Methodik und Quellen

Der Rechner nutzt dieselbe Auslegungskette wie unser Photovoltaik-Check: Dachflächenbänder, Verbrauchsbänder, Ausrichtungsfaktoren, 950 kWh je kWp. Für jede der 256 möglichen Antwortkombinationen ist geprüft, dass Leistung und Jahresertrag exakt mit dem Check übereinstimmen. Drei Stellen rechnen genauer als der Check, und alle drei sind Korrekturen. Erstens wird der Eigenverbrauch auf den Jahresbedarf gedeckelt. Ohne diesen Deckel käme bei einer Anlage, die mehr erzeugt als das Haus verbraucht, mehr Eigenverbrauch heraus als Verbrauch, und der Rechner würde immer sagen, größer sei besser. Zweitens ist der Preis je Kilowatt Peak nach Größe gestaffelt, weil Gerüst, Anfahrt, Planung und Netzanmeldung unabhängig von der Anlagengröße anfallen. Drittens wird die Einspeisevergütung über 10 kWp gemischt, weil der Anlagenteil darüber nur 6,66 ct bekommt. Die Amortisation ist nach Betriebskosten gerechnet, also nach Versicherung, Zähler, Wartung und der Rücklage für den Wechselrichter, der nach 10 bis 15 Jahren getauscht wird. Eine Grenze des Modells gehört dazu: Der Autarkiegrad ist eine Konstante aus den Feldwerten der HTW Berlin und wächst nicht mit der Anlagengröße. In der Wirklichkeit hebt eine größere Anlage die Autarkie noch etwas an, weil sie im Winter und in den Übergangsmonaten früher genug für den Speicher liefert. Für große Anlagen fällt unsere Rechnung deshalb eher streng aus. Ebenso wenig eingerechnet sind der Standort, der zwischen 940 und 1.080 kWh je kWp ausmacht, und steigende Strompreise.

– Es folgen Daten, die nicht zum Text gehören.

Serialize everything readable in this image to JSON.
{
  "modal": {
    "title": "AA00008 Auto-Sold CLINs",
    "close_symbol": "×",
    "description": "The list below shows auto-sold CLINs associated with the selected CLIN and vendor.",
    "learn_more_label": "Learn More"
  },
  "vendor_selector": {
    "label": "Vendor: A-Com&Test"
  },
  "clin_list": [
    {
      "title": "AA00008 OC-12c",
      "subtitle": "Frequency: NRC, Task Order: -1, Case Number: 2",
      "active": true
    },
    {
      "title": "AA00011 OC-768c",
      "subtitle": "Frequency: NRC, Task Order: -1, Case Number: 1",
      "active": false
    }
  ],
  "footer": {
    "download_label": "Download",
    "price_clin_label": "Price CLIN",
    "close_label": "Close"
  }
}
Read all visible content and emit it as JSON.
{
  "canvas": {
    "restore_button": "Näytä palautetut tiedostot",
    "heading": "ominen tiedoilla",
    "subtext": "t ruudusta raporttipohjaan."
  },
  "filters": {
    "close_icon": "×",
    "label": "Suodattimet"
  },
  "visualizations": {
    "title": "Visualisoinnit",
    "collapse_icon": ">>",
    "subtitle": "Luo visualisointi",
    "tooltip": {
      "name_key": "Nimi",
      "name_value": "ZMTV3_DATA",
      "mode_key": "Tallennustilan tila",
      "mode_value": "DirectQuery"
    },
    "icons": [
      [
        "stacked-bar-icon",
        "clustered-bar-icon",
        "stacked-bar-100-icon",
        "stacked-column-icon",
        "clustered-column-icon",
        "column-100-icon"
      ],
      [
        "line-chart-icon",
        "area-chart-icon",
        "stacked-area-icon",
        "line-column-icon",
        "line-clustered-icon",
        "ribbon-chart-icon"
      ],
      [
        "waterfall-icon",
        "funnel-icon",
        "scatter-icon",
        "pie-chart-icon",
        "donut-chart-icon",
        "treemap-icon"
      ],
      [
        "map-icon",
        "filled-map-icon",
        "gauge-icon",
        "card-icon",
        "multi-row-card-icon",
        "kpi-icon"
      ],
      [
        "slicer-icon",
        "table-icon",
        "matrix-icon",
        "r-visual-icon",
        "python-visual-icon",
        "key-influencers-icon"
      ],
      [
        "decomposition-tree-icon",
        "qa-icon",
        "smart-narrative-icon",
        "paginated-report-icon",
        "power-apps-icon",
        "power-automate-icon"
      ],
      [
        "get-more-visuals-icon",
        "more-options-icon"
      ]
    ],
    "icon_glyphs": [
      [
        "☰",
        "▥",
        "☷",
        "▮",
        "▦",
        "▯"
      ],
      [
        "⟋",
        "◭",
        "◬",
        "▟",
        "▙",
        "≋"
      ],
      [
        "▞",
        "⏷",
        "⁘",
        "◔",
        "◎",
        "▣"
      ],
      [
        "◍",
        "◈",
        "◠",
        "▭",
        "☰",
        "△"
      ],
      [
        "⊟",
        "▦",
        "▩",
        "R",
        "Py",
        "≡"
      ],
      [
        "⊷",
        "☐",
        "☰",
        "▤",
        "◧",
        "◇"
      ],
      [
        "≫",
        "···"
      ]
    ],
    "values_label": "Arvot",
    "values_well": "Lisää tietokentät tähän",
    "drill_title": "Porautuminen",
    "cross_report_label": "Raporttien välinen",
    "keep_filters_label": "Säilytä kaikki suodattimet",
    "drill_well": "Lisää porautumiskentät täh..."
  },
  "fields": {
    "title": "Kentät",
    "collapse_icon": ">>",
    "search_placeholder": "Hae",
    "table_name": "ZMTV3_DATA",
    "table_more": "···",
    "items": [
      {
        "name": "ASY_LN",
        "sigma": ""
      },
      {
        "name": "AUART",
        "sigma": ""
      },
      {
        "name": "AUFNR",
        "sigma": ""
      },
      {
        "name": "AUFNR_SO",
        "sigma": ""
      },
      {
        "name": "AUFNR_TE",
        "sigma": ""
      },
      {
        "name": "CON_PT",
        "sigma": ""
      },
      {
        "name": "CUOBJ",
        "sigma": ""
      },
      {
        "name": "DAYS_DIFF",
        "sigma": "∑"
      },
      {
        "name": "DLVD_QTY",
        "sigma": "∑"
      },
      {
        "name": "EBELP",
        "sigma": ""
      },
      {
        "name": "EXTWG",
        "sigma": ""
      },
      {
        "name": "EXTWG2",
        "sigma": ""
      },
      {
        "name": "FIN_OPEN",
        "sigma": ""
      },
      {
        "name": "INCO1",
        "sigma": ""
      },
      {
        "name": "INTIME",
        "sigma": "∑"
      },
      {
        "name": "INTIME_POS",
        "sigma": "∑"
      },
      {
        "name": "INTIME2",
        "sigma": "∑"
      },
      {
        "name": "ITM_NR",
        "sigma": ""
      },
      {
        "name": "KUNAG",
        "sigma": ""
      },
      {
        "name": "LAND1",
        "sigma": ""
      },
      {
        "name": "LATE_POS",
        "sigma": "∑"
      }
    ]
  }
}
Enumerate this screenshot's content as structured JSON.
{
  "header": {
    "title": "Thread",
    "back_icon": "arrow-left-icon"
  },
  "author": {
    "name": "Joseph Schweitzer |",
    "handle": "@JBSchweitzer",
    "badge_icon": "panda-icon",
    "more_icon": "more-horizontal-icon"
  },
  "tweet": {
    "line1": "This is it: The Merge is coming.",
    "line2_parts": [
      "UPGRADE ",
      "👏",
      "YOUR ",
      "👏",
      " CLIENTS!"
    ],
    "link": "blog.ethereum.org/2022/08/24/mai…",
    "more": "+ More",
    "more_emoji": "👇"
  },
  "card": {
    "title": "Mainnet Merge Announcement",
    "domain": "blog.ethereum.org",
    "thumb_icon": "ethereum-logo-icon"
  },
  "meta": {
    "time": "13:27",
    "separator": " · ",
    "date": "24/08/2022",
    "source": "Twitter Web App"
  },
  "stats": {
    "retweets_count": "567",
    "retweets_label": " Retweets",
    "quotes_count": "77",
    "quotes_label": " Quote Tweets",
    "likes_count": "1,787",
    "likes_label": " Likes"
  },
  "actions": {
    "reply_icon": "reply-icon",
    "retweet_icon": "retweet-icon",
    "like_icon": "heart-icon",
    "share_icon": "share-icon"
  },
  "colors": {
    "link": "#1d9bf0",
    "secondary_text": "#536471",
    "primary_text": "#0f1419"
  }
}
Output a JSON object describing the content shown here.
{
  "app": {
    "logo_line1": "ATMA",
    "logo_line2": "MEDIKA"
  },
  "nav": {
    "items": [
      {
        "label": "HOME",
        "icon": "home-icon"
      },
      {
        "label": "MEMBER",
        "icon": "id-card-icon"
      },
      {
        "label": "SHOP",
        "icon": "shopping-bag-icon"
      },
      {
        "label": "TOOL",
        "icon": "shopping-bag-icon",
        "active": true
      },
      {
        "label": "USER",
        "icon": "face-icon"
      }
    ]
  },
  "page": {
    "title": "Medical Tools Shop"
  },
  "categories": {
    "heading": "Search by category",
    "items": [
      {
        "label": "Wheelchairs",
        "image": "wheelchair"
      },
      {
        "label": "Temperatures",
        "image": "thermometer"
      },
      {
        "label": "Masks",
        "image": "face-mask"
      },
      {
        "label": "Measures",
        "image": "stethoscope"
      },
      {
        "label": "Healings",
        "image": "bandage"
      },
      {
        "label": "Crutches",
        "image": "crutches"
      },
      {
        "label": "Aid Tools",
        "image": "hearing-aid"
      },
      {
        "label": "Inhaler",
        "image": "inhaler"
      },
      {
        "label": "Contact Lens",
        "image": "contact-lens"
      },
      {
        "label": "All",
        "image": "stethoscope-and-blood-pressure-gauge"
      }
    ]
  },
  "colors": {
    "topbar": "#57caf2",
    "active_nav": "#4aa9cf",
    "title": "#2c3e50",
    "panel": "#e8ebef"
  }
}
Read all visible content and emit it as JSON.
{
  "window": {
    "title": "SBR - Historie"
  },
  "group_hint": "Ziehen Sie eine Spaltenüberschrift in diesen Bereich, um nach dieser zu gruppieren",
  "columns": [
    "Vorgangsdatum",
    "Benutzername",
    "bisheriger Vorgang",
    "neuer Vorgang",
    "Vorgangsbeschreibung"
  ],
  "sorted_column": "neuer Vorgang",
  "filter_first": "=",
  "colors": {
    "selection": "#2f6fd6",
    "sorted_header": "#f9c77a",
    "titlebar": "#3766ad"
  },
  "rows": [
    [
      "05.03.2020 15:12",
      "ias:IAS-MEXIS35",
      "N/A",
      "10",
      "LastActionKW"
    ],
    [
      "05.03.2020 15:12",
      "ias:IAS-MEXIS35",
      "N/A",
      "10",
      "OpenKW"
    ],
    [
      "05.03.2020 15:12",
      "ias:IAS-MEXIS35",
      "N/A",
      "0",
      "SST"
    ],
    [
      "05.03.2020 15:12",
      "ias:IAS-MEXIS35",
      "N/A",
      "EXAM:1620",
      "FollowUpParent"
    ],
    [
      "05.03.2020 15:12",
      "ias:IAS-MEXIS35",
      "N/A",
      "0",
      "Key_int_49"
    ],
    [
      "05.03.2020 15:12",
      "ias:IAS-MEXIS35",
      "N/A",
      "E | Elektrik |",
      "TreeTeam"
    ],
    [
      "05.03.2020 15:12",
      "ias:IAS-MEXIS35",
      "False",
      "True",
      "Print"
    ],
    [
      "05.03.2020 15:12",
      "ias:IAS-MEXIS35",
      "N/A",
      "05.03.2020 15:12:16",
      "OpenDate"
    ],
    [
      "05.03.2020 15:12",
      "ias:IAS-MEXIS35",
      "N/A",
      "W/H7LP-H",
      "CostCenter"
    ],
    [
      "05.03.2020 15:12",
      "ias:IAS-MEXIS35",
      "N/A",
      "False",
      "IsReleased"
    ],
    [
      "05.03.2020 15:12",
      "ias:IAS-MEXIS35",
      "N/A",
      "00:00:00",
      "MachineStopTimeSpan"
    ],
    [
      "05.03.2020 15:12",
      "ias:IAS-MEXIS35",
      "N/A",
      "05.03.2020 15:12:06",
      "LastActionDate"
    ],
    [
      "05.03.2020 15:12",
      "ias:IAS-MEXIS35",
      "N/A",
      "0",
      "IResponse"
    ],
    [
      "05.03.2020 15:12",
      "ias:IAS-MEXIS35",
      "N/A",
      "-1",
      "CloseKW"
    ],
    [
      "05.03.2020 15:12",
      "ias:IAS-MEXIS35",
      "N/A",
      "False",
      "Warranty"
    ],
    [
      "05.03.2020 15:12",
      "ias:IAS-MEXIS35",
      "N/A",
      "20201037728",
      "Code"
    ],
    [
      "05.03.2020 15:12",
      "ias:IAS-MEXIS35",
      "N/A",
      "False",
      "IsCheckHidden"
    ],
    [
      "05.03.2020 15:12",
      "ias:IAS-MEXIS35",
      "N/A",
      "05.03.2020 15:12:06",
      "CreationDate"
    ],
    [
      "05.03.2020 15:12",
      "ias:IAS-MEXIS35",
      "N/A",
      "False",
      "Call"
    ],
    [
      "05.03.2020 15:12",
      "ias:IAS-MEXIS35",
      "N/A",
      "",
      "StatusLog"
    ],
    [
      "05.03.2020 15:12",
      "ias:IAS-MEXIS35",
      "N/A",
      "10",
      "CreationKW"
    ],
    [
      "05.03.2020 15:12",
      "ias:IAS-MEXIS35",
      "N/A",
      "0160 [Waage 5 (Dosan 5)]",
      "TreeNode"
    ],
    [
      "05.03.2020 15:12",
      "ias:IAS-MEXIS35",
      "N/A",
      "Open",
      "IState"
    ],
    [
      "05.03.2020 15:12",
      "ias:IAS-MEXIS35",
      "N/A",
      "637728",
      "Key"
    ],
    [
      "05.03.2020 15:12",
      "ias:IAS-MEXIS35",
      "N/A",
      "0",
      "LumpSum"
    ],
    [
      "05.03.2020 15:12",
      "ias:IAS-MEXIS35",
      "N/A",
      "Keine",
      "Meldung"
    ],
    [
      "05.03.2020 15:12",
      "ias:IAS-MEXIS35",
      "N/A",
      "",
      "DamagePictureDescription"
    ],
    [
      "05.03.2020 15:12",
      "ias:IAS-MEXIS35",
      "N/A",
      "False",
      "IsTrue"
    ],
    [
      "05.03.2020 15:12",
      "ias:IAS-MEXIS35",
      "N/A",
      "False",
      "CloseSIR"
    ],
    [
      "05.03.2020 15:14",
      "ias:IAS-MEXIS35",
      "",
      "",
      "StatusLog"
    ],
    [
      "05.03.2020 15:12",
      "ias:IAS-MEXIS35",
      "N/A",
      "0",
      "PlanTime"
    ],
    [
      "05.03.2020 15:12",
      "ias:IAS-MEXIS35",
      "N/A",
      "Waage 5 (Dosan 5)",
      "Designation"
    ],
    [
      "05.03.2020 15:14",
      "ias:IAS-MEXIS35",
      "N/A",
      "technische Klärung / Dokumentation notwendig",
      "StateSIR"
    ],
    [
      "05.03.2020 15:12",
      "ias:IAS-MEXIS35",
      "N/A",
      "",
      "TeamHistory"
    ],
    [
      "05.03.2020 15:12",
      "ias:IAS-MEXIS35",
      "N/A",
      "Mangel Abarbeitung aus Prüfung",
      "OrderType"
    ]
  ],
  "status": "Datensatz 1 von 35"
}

Rechenannahmen: 950 kWh Ertrag je kWp und Jahr, Ausrichtungsfaktoren 1,0 Süd bis 0,6 Nord, 5,5 m² Dachfläche je kWp für die Belegung und 6 m² je kWp für die Leistung, die ein Dachflächenband trägt, Modulleistung 440 Wp, 0,8 kWh Speicher je kWp, Autarkiegrad 32 Prozent ohne und 65 Prozent mit Speicher, der Eigenverbrauch dabei auf den Jahresbedarf gedeckelt, Strompreis 37 ct/kWh, Einspeisevergütung 7,7 ct/kWh bis 10 kWp und 6,66 ct für den Anlagenteil darüber, Anlagenpreis 1.150 € je kWp bei 10 kWp mit Staffel von 1.430 € bei 4 kWp bis 1.060 € ab 15 kWp, Speicher 380 € je kWh, Betriebskosten 1,5 Prozent der Investition im Jahr. Regionale Abweichungen bis 20 Prozent nach oben und unten sind normal. Stand dieser Seite: 2. September 2026.